Paris 2024 : Ile-de-France Mobilités demande aux applications de transports de relayer ses plans de déplacement pendant les JO

Si les applications comme Google Maps ou CityMapper ne se prêtent pas au jeu, IDFM n'exclut pas de demander à l'Etat la suspension de certaines fonctionnalités. Un scénario qui n'est "pas du tout d'actualité", insiste l'agence régionale.
Article rédigé par Luc Chagnon
France Télévisions
Publié Mis à jour
Temps de lecture : 2 min
Un métro sur la ligne 11 à la station Châtelet, à Paris, le 26 octobre 2023. (ANTOINE BOUREAU / HANS LUCAS / AFP)

Une phrase discrète au retentissement inattendu. Ile-de-France Mobilités (IDFM), l'agence régionale des transports publics, n'exclut pas de demander la suspension de certaines fonctionnalités d'applications de transport comme Google Maps ou Citymapper pendant les Jeux de Paris 2024, si celles-ci n'acceptent pas de suggérer aux voyageurs les trajets choisis par IDFM.

L'idée est évoquée pour la première fois dans une interview donnée à Ouest-France par Laurent Probst, directeur général d’Île-de-France Mobilités, le 17 janvier. Le responsable assure que "les transports seront prêts [pour les Jeux de Paris] et leur capacité bien supérieure à la demande", et vante la qualité du "modèle de trafic" d'IDFM "sur lequel on peut planifier le nombre de personnes à chaque station, demi-heure par demi-heure".

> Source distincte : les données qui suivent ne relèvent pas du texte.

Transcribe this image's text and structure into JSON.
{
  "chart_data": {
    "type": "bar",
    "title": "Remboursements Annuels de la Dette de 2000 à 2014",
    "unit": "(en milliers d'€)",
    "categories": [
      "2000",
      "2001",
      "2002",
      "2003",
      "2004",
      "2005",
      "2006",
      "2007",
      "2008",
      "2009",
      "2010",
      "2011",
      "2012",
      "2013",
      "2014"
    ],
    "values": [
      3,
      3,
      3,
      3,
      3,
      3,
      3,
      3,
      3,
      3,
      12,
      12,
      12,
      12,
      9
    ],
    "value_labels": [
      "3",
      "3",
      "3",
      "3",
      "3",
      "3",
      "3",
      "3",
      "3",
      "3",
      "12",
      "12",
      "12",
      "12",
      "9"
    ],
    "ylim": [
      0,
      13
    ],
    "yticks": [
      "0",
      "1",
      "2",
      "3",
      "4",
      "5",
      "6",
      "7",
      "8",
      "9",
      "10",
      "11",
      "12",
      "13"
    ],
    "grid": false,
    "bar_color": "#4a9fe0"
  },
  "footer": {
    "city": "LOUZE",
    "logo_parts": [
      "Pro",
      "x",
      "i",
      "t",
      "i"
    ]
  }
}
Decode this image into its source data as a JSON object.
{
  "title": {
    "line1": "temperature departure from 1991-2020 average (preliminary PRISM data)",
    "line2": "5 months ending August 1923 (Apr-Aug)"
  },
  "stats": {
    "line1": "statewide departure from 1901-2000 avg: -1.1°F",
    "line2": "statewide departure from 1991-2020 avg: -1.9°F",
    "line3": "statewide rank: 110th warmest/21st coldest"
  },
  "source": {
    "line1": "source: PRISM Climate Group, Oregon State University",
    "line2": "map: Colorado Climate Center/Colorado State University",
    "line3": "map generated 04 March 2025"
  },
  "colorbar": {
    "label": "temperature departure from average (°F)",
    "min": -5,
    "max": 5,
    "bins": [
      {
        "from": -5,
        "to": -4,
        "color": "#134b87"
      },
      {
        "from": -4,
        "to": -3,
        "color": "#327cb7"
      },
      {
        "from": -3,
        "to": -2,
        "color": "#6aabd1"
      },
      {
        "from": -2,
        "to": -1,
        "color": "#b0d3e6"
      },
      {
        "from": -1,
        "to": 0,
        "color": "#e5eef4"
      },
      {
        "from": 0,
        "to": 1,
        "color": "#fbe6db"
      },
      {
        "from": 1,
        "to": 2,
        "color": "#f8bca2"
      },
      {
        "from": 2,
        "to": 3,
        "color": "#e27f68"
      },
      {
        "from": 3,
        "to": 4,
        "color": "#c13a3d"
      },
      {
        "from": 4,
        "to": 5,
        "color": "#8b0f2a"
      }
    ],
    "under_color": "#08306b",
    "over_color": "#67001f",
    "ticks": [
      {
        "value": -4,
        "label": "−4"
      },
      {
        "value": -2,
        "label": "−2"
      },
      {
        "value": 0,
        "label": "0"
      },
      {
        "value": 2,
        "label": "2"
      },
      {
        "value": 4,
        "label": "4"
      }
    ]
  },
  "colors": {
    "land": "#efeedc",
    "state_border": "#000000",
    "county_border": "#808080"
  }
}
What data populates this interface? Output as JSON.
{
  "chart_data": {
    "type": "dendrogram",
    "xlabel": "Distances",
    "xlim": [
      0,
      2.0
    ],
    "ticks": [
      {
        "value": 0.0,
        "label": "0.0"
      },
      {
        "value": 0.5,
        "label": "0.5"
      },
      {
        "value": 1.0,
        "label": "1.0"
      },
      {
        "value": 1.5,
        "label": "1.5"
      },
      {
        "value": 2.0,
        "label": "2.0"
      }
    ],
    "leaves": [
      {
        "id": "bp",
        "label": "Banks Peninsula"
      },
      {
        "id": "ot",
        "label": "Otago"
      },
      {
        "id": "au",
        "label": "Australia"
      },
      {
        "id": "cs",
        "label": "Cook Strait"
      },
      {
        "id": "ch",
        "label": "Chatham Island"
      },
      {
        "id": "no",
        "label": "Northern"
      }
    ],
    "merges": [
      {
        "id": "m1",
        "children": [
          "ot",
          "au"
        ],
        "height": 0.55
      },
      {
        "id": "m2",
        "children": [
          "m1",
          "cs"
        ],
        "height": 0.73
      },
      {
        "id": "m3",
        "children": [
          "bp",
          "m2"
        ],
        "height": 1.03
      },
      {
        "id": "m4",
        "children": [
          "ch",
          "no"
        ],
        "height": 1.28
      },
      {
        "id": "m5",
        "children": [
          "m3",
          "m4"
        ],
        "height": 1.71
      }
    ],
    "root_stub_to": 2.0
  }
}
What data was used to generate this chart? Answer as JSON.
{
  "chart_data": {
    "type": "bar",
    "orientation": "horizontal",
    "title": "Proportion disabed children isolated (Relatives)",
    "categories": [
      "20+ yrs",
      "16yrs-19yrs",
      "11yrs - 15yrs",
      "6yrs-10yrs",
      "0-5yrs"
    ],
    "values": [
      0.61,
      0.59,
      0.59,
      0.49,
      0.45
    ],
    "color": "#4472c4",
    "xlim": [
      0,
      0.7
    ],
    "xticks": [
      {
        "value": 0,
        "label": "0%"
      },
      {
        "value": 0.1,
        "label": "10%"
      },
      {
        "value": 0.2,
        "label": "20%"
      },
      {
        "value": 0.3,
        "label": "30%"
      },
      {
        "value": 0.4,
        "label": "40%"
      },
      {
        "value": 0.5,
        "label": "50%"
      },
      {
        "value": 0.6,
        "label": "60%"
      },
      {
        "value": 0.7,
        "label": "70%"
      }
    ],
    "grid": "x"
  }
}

Mais pour gérer correctement le flux de voyageurs, "la meilleure route habituelle pourrait bien ne pas l’être le jour d’une épreuve", souligne Laurent Probst. C'est pourquoi le directeur d'IDFM estime "indispensable" de télécharger l'application "Transports publics Paris 2024", qui sera mise en service en avril et "n’orientera pas forcément les visiteurs par le chemin le plus court, mais par le chemin le plus confortable afin de gérer au mieux les flux globaux".

L'interdiction, un scénario "pas du tout d'actualité"

Mais que faire si les visiteurs utilisent des applications tierces comme Google Maps ou Citymapper ? "On leur a demandé à tous de relayer nos plans de transports", répond alors Laurent Probst, qui dit avoir "confiance dans le fait [que les plateformes] joueront le jeu". Mais dans le cas contraire, "on leur demandera de fermer leur application", déclare Laurent Probst.

Des propos rapidement tempérés par IDFM. Contactée par plusieurs médias, l'organisation précise que cette hypothétique fermeture ne concernerait que l'onglet "Transports en commun" des applications – le reste du logiciel fonctionnerait normalement. Mais ce scénario "n'est pas du tout d'actualité", insiste un porte-parole d'IDFM contacté par franceinfo. "IDFM et le ministère des Transports sont en discussion avec plusieurs plateformes pour que les bonnes informations soient transmises."

"Nous avons toute confiance dans le fait que les plateformes joueront le jeu. C'est un enjeu de sécurité publique."

un porte-parole d'Ile-de-France Mobilités

à franceinfo

De son côté, Google n'a pas encore précisé si les trajets affichés sur son application pendant les Jeux seront les siens ou ceux d'IDFM. "Notre collaboration continue avec les autorités françaises a pour objectif de garantir l'affichage d'informations pertinentes et actualisées sur Google Maps, et d'offrir la meilleure expérience possible à nos utilisateurs, y compris dans le cadre des Jeux olympiques", a déclaré un porte-parole à France Inter.

"Nous travaillons étroitement avec IDFM et le ministère des Transports depuis plusieurs mois pour faire de Paris 2024 un succès", a de son côté répondu Citymapper à franceinfo, assurant que "nos priorités communes sont le confort et la sécurité des passagers. Nous guiderons les Parisiens et les visiteurs où ils en ont le plus besoin, comme toujours".